Lynn Nguyen is a recent graduate at the University of Toronto, where she achieved a B.Sc Honours in Neuroscience and Psychology. She enjoys working with children in research and clinical settings. At the lab, her work is focused on researching methods to teach children scientific concepts. During her free time, she enjoys reading and volunteering for mental health causes.

Marnie Wang
marnie.wang@mail.utoronto.ca

Marnie is a third year student, completing a Pharmacology specialist, Global Health major, and Psychology minor. She has a passion for children’s education and development, which she has pursued through volunteering as a tutor, helping young children overcome their literacy hurdles, and working as a camp counsellor. Marnie is particularly interested in how children learn science from picture books and videos. In her free time, she loves to travel, read, and hike.

Michelle Ou
m.ou@mail.utoronto.ca

Michelle is a third year undergraduate student at the University of Toronto studying psychology and human biology. She enjoys working with children and is interested in how children learn from picture books. In her spare time, she loves to explore the city with her friends.

Salima Hackeek
salima.hackeek@mail.utoronto.ca

Salima recently graduated from the University of Toronto where she studied Neuroscience, Nutritional Science and Psychology.
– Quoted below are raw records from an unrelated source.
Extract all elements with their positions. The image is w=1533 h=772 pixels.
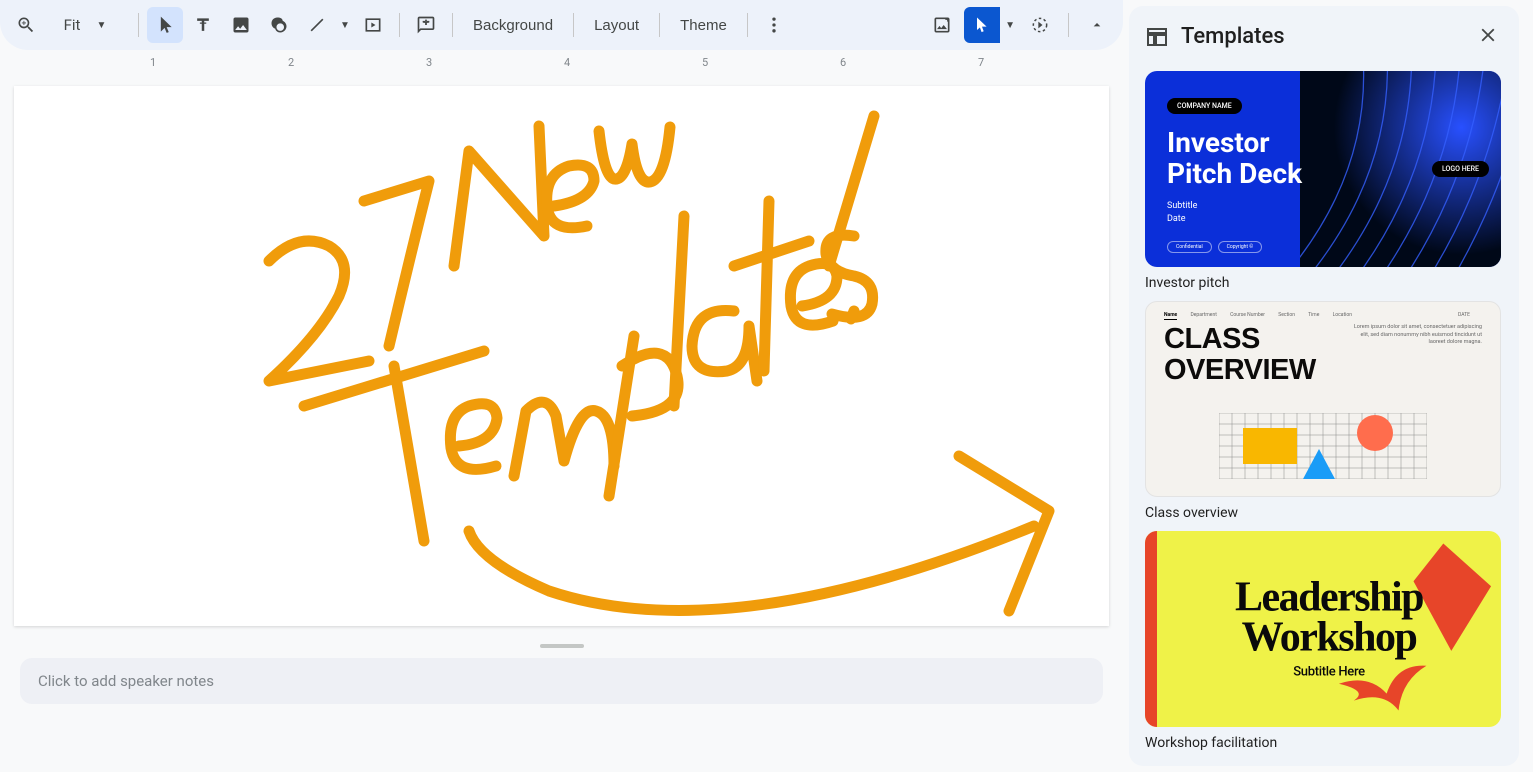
toolbar-right: ▼ bbox=[924, 7, 1115, 43]
line-tool-dropdown[interactable]: ▼ bbox=[335, 7, 353, 43]
slide[interactable] bbox=[14, 86, 1109, 626]
separator bbox=[1068, 13, 1069, 37]
separator bbox=[659, 13, 660, 37]
pen-tool-dropdown[interactable]: ▼ bbox=[1000, 7, 1018, 43]
background-button[interactable]: Background bbox=[461, 7, 565, 43]
ruler-mark: 2 bbox=[288, 56, 294, 69]
notes-resize-handle[interactable] bbox=[540, 644, 584, 648]
zoom-in-button[interactable] bbox=[8, 7, 44, 43]
template-subtitle: Subtitle Here bbox=[1157, 664, 1501, 679]
mask-tool-group: ▼ bbox=[964, 7, 1018, 43]
insert-image-button[interactable] bbox=[924, 7, 960, 43]
ruler-mark: 4 bbox=[564, 56, 570, 69]
template-title: Investor Pitch Deck bbox=[1167, 128, 1341, 190]
layout-button[interactable]: Layout bbox=[582, 7, 651, 43]
template-thumb-workshop[interactable]: Leadership Workshop Subtitle Here bbox=[1145, 531, 1501, 727]
template-title: Leadership Workshop bbox=[1157, 579, 1501, 659]
company-pill: COMPANY NAME bbox=[1167, 98, 1242, 114]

She is particularly interested in language acquisition and how children learn.
Salima has loved broadening her research experience with the Language and Learning Lab and is now working on recruitment and administrative responsibilities for the lab. In her spare time, she likes to binge-watch Netflix, spend time with her family and explore the city with her friends.

Shona Mistry
shona.mistry@mail.utoronto.ca

Shona is a current DPE M.Ed. student who graduated from McGill University in 2018. Having been a tennis coach for seven years, Shona loves working with children. She is interested in their cognitive development and counter-factual thinking. Shona completed her research practicum in 2019 under the supervision of Dr. Rhonda Martinussen in the Learning, Attention, and Engagement (LEA) lab at the Dr. Eric Jackman Institute of Child Study (JICS). Her project was on “The Differential Impacts of Math Anxiety Across Grade Level and Gender Within the Context of an Independent Elementary School”. In her spare time, Shona loves fiction writing, working out, and watching Netflix.